International Women's Day - Ladies We Dig, part 2!

Last year, in honour of International Women's Day, we took a deep dive looking at some (but by no means all) of the amazing plantswomen from past to present who have dug away at society's inequalities with their gardening prowess. You can read that article here, but there were so many to choose from that we've dived back in for round 2! 

Mary Somerset, Duchess of Beaufort, 1630-1715

In a world dominated by men, Mary Somerset became the first woman to become a household name in horticultural circles of the time. At the time, botany enthusiasts and science types where carting plant specimens back from far flung corners of the world, building collections and starting botanical gardens to further study plants. Until this point, women hadn't even been allowed through the front door on this, but the Duchess used her wealth and connections to challenge this. She built a collection that would become the basis of Oxford Botanical Garden, and was first to bring back many of the plants that continue to be favourites in the UK. She had a penchant for succulents and her heated greenhouse at Badminton House was the first of its kind, and we can thank her for the pelargonium as we know it today. Cheers, Mary!  

Beatrix Havergal, 1901- 1980

Beatrix was avid gardener and educator. Along with her partner, Avice Sanders, she established a school of horticulture for ladies, first in the grounds of Pusey House and then at Waterperry House in Oxfordshire. Beatrix was renowned for her formidable determination as well as her gardening skills. Probably fed up of men telling her what to do, she was passionate about both theoretical and practical training and sharing this with other women. 

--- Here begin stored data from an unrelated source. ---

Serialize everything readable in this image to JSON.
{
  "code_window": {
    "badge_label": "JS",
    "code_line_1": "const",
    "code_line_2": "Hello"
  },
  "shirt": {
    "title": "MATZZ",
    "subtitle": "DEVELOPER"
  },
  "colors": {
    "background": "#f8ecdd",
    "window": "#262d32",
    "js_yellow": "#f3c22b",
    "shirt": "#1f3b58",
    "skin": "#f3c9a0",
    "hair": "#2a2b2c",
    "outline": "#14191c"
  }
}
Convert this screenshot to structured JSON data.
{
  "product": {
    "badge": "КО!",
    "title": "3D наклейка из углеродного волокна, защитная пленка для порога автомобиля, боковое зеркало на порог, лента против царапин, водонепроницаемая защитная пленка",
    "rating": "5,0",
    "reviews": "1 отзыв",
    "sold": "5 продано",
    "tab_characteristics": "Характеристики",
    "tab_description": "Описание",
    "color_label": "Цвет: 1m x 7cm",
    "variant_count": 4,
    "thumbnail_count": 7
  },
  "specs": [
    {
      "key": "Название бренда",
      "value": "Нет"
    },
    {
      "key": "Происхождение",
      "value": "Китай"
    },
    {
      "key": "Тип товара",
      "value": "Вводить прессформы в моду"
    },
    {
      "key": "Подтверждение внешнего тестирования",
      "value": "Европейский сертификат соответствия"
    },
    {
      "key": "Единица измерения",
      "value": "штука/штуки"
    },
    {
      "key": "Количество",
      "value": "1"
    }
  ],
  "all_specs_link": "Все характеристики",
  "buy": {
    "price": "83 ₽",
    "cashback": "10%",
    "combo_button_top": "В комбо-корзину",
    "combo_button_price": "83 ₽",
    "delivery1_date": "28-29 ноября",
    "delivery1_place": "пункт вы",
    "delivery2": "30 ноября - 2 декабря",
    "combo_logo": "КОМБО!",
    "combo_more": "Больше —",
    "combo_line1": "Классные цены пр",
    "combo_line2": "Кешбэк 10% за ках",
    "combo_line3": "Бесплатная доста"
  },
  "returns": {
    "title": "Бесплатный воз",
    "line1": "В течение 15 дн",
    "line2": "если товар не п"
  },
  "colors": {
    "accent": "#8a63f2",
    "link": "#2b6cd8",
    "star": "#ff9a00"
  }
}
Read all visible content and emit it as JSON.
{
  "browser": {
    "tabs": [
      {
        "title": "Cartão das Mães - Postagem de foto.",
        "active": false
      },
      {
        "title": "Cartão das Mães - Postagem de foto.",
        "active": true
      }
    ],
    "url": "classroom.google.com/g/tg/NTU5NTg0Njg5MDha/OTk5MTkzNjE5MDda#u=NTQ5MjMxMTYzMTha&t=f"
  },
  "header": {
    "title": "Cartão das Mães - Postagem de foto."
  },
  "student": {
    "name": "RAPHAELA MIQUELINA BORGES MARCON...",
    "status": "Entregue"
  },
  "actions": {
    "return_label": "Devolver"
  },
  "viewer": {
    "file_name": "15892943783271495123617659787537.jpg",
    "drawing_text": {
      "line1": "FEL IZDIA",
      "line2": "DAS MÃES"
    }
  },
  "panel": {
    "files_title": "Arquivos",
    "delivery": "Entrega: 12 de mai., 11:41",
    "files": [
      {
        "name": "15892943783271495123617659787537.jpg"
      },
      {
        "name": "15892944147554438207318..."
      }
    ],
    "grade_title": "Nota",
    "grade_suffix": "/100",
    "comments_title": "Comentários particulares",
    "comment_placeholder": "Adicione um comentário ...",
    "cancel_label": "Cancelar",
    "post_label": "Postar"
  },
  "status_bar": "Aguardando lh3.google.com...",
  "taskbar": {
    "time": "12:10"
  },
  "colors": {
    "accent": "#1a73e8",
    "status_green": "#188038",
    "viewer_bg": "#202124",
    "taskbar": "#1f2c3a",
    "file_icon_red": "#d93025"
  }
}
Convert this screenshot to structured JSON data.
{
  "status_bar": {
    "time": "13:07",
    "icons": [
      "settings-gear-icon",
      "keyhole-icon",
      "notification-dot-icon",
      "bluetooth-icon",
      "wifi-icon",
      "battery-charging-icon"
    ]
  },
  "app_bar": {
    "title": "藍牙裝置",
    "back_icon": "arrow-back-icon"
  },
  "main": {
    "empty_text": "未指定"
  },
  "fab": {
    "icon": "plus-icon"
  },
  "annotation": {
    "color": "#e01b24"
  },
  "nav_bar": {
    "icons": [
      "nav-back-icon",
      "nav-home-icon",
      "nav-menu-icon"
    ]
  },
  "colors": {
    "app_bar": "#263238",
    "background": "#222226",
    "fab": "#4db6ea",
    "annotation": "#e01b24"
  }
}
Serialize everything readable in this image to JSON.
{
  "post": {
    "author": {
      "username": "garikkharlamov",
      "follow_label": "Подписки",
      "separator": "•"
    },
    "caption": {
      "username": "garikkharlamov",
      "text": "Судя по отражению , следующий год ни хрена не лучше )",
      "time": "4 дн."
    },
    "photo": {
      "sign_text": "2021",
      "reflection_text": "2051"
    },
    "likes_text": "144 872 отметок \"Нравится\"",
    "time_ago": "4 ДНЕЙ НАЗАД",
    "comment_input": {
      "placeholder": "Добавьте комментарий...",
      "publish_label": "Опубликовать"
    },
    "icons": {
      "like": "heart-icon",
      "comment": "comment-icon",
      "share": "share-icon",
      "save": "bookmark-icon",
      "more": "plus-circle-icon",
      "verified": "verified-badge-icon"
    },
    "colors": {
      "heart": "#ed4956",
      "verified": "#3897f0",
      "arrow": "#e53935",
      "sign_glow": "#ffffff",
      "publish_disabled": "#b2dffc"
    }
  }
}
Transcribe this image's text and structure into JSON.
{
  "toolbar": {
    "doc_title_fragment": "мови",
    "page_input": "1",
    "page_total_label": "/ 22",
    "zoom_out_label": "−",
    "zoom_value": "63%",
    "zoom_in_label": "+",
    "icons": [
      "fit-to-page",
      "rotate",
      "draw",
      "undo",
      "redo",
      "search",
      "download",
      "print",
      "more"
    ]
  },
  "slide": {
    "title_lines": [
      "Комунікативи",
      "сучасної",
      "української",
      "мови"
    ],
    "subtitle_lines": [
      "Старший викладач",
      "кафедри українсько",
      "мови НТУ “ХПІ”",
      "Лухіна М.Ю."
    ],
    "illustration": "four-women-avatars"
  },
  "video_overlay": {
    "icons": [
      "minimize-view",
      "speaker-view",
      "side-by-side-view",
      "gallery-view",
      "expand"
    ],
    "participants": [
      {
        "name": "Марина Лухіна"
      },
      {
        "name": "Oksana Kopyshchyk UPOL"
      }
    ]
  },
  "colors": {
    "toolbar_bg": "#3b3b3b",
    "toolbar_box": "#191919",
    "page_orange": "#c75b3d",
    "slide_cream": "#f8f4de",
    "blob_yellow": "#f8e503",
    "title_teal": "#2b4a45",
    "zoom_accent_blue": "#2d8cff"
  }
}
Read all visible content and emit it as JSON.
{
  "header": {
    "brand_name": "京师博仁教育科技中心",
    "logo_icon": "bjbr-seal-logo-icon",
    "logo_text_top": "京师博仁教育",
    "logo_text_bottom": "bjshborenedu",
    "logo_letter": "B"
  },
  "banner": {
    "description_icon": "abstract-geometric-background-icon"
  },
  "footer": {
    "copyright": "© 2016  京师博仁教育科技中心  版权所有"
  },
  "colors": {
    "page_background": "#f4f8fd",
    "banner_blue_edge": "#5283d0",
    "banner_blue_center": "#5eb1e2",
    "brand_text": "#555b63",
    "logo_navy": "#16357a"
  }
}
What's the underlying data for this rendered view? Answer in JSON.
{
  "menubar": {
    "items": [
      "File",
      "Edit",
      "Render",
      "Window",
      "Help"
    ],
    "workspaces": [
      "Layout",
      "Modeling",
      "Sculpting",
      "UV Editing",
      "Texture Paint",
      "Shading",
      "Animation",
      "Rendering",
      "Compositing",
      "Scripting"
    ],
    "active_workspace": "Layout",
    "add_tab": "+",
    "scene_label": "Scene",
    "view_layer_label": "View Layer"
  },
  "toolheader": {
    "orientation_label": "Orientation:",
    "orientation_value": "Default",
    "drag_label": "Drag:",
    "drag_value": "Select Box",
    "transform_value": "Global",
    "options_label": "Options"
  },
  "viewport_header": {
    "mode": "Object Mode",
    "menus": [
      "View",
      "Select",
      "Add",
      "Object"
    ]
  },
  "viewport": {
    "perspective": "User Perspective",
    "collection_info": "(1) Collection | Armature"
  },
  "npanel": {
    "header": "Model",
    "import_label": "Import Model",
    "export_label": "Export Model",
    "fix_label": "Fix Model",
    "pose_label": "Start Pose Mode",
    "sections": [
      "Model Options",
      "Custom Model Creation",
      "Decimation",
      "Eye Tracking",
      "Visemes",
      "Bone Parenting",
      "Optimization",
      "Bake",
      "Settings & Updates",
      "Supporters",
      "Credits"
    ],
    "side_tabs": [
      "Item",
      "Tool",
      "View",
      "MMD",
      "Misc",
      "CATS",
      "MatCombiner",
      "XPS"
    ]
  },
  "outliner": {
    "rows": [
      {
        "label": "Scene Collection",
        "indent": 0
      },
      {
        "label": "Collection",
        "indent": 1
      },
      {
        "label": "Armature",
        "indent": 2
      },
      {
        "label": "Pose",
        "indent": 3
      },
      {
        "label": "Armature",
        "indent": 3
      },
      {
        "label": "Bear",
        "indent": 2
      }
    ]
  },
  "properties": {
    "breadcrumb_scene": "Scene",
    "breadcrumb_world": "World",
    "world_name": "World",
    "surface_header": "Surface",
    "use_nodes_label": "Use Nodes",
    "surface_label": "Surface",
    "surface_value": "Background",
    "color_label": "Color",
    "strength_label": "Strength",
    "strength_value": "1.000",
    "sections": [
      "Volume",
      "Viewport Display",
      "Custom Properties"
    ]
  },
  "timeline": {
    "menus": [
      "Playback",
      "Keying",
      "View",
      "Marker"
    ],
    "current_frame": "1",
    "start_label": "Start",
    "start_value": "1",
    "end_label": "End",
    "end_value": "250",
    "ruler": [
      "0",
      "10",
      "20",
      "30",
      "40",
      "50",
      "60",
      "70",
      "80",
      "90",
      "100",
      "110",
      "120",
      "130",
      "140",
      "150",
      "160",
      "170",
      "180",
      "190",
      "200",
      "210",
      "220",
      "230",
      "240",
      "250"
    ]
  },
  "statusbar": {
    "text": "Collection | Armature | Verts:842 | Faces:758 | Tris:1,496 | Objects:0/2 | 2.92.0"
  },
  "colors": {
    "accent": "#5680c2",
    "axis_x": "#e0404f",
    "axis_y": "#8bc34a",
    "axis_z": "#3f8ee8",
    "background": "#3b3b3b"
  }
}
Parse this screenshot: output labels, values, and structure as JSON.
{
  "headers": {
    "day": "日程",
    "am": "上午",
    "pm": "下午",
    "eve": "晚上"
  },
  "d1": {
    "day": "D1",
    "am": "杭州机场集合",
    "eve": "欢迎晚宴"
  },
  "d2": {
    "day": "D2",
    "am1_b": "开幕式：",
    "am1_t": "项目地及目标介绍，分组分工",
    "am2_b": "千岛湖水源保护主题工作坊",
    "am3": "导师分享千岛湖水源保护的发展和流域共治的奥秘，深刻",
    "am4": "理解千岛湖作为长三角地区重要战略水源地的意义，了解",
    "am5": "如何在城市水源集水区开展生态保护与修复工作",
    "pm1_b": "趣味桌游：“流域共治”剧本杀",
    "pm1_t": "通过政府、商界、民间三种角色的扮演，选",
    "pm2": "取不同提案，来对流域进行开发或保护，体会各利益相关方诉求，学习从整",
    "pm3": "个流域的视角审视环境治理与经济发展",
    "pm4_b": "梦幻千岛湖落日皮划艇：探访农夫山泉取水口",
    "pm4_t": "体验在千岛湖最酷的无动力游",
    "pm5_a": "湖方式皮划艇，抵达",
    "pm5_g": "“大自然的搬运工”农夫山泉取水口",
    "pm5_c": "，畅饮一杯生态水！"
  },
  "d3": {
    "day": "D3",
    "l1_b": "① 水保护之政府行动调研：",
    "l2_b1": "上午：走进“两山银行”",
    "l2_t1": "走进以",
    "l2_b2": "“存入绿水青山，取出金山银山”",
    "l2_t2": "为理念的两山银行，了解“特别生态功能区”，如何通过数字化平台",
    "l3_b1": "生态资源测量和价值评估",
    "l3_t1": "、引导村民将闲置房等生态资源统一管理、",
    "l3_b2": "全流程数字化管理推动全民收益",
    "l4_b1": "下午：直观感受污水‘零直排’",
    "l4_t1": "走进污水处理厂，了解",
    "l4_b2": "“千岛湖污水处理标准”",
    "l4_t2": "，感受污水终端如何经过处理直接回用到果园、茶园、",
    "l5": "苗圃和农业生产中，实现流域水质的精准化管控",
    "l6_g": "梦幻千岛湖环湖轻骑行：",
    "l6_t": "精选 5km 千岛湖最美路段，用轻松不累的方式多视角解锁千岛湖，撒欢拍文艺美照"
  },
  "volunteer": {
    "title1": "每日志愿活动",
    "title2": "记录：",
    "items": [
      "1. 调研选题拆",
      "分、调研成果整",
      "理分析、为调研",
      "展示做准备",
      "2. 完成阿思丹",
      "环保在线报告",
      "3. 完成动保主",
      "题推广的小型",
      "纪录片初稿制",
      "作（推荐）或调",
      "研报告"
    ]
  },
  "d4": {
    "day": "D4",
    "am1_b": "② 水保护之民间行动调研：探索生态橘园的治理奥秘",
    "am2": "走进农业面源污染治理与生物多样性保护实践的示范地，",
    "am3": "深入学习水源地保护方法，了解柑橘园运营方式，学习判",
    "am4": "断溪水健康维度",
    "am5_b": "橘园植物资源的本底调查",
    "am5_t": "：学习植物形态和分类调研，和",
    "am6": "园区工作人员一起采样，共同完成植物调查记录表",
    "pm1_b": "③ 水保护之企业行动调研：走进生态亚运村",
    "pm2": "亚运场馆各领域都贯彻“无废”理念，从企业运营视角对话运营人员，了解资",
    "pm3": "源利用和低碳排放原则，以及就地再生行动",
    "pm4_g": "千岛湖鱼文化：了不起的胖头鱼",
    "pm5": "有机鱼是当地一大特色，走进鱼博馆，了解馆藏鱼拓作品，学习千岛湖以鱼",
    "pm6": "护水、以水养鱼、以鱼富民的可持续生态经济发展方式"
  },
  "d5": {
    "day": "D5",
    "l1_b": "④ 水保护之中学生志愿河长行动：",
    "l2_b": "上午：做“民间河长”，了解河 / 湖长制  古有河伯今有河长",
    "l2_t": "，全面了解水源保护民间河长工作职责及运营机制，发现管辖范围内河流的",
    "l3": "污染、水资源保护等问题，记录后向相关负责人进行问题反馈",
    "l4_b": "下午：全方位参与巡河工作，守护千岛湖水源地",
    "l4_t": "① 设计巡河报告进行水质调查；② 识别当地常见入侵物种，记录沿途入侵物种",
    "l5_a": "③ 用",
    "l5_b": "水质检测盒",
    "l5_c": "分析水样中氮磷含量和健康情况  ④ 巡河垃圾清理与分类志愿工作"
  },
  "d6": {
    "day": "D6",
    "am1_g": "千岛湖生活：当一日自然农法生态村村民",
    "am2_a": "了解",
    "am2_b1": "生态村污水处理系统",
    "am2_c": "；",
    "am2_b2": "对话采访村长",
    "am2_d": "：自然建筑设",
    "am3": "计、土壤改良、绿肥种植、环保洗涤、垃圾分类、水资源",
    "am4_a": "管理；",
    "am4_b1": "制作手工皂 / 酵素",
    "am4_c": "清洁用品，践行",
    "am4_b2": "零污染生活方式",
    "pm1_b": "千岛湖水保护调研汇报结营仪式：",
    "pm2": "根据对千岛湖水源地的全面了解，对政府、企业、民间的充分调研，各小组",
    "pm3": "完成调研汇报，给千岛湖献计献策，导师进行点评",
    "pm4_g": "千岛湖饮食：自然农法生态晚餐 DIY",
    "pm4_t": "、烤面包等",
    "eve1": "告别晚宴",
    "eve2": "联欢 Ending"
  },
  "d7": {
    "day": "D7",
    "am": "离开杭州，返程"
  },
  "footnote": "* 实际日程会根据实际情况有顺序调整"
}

Apparently, her sense of dress and lofty stature inspired Quentin Blake's illustrations of Miss Trunchbull in Roald Dahl's Matilda, though from what we can gather she wasn't really the type to swing a student around the playground by their pigtails.


Beth Chatto, 1923-2018

 'Right plant, right place'

If you're even vaguely a garden nerd, then you've probably heard of Beth. She was a champion of taking an ecological approach to planting, encouraging people to build a deeper understanding of the space they have and what plants would naturally work there. Practicing what she preached, she transformed a relative wasteland into her now world famous gardens and nursery, which you can still visit today. Definitely worth a day trip.

The Land Gardeners, today
Henrietta Courtauld and Bridget Elworthy are the ladies behind garden design company, The Land Gardeners. More than just creating beautiful gardens all over the world (with cutting gardens at their heart - we're so here for this), they are dedicated to using their work to research plant and soil health. They have even developed Climate Compost - an inoculum that not only gives you healthier soil and plants, but will also help reduce your carbon footprint, with just a pinch of the stuff helping your soil to sequester carbon more effectively. Are these ladies rockstars or bloody what?


Sui, The Temperate Gardener, today
Sui, @thetemperategardener, stepped out of the corporate world to pursue her passion for gardening. Her Instagram is filled with beautiful shots from her cottage garden in Southeast England that speak to Sui's respect for and appreciation of the land, celebrating green, living space. 
At the same time, she fearlessly addresses the challenges such as accessibility, inclusivity and racism faced by POC trying to get into gardening and horticulture, highlighting the privilege that has been inherent in gardening for so many years. She founded the incredible @decolonisethegarden, a platform dedicated to bringing anti-racism to gardening. The platform is an amazing educational resource that will help you rethink your relationship to gardening in the very best way possible, and is well worth your support.